Ernst Karl Guhl (20 July 1818 – 20 August 1862) was a German art historian of the Berlin School of Art History (Berliner Schule der Kunstgeschichte). He focused on Ancient European, Ancient Greek, and Medieval culture. He is noted as the first historian to write a study specifically on female artists.

== Biography ==
Guhl was born in Berlin to Adam Wilhelm Guhl and Wilhelmine Caroline Gehricke. He studied philology and archaeology as an undergraduate at the Friedrich-Wilhelms-Universität (now Humboldt University). Following the practice of other early art historians, Guhl traveled throughout Europe to study classical art and architecture, including a fifteen-month period of self-study in Italy from 1846 to 1847.

He served as a Privatdozent beginning in 1848 at the Friedrich-Wilhelms-Universität. His Habilitation, Versuch über das Ionische Kapitäl (A Study on the Ionian Capital), was published in 1848 as a contribution to the history of Greek architecture. He began teaching in the summer of 1848, offering a course on the history of modern painting and a private course on ancient architecture.

Guhl was hired in a temporary capacity to teach at the Akademie der Kunst in 1849; this appointment was made permanent in 1853. Between 1854 and 1858, he undertook four study trips to London, Paris, Spain, and Greece. Following a university-sponsored trip to Italy in 1861, he taught briefly at Berlin before succumbing to a brief illness. He died in Berlin at the age of 44.

== Academic career ==
Guhl was the only new instructor with a primary focus on the history of art to join the Friedrich-Wilhelms-Universität until the late 1860s. His colleagues included Eduard Gerhard and Theodor Panofka, Heinrich Hotho, and Gustav Waagen. In 1847, he joined historians compiling reference books on art history. He was assigned to write the descriptions for Denkmäler der Kunst, a picture book intended to accompany Franz Kugler's Handbuch der Kunstgeschichte. Beginning in 1851, he published Denkmäler der Kunst together with Wilhelm Lübke.

Despite his scholarly contributions, Guhl struggled to advance within the university. He applied for an extraordinary professorship four times between 1851 and 1858, but was unsuccessful. It is suggested that his broad focus as a scholar was viewed as problematic, or that the discipline of art history itself was not yet deemed deserving of that level of professorship at the time. He did, however, hold the position of professor and secretary at the Berlin Academy.

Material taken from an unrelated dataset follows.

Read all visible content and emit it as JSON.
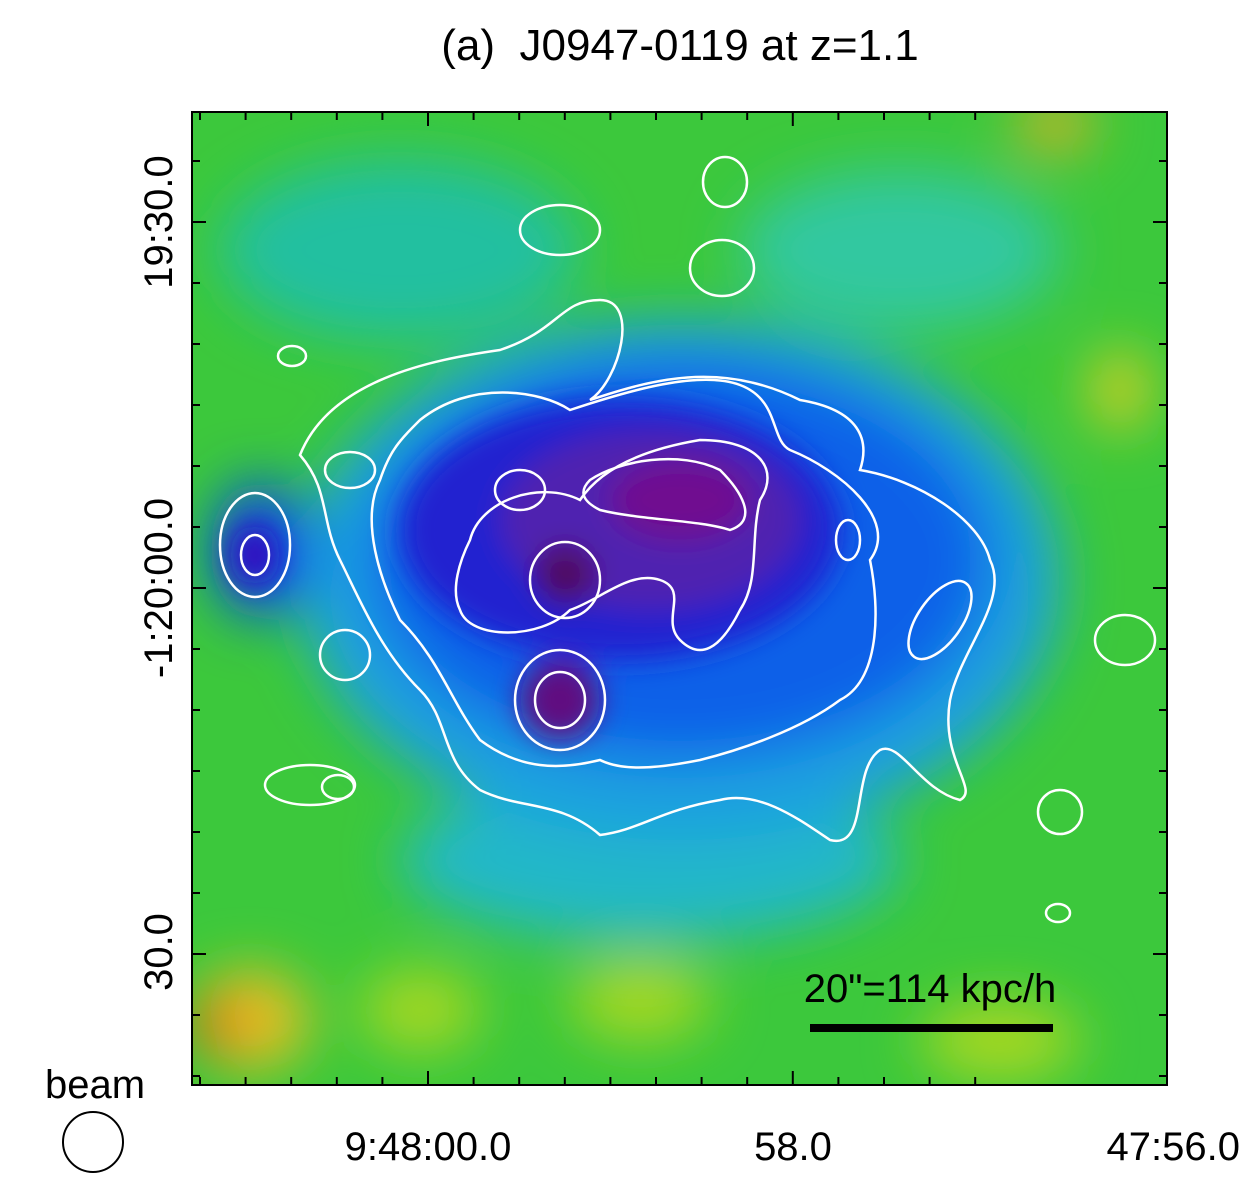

== Scholarship and methodology ==
Guhl's methodology was initially aligned with the "Berlin School of Art History" (Berliner Schule der Kunstgeschichte), which emphasized the use of documents and disciplined research procedures over anecdotal writing. However, his methodology shifted with his work Künstlerbriefe (Artists’ Letters), where he examined biographical data, moving away from the strict "Berlin School" approach. This method of using artists' letters to construct biography is evident in later biographies by Herman Grimm, Carl Justi, and Anton Springer.

In 1858, Guhl published Die Frauen in der Kunstgeschichte (Women in Art History), which was the first examination of female artists and women's roles in art. The American author Elizabeth F. Ellet borrowed heavily from this work—with some sources suggesting plagiarism—for her book Women Artists in All Ages and Countries, published the following year.

Guhl also collaborated with the philologist Wilhelm Koner (1817–1887) on Das Leben der Griechen und Römer, a book intended for a general audience.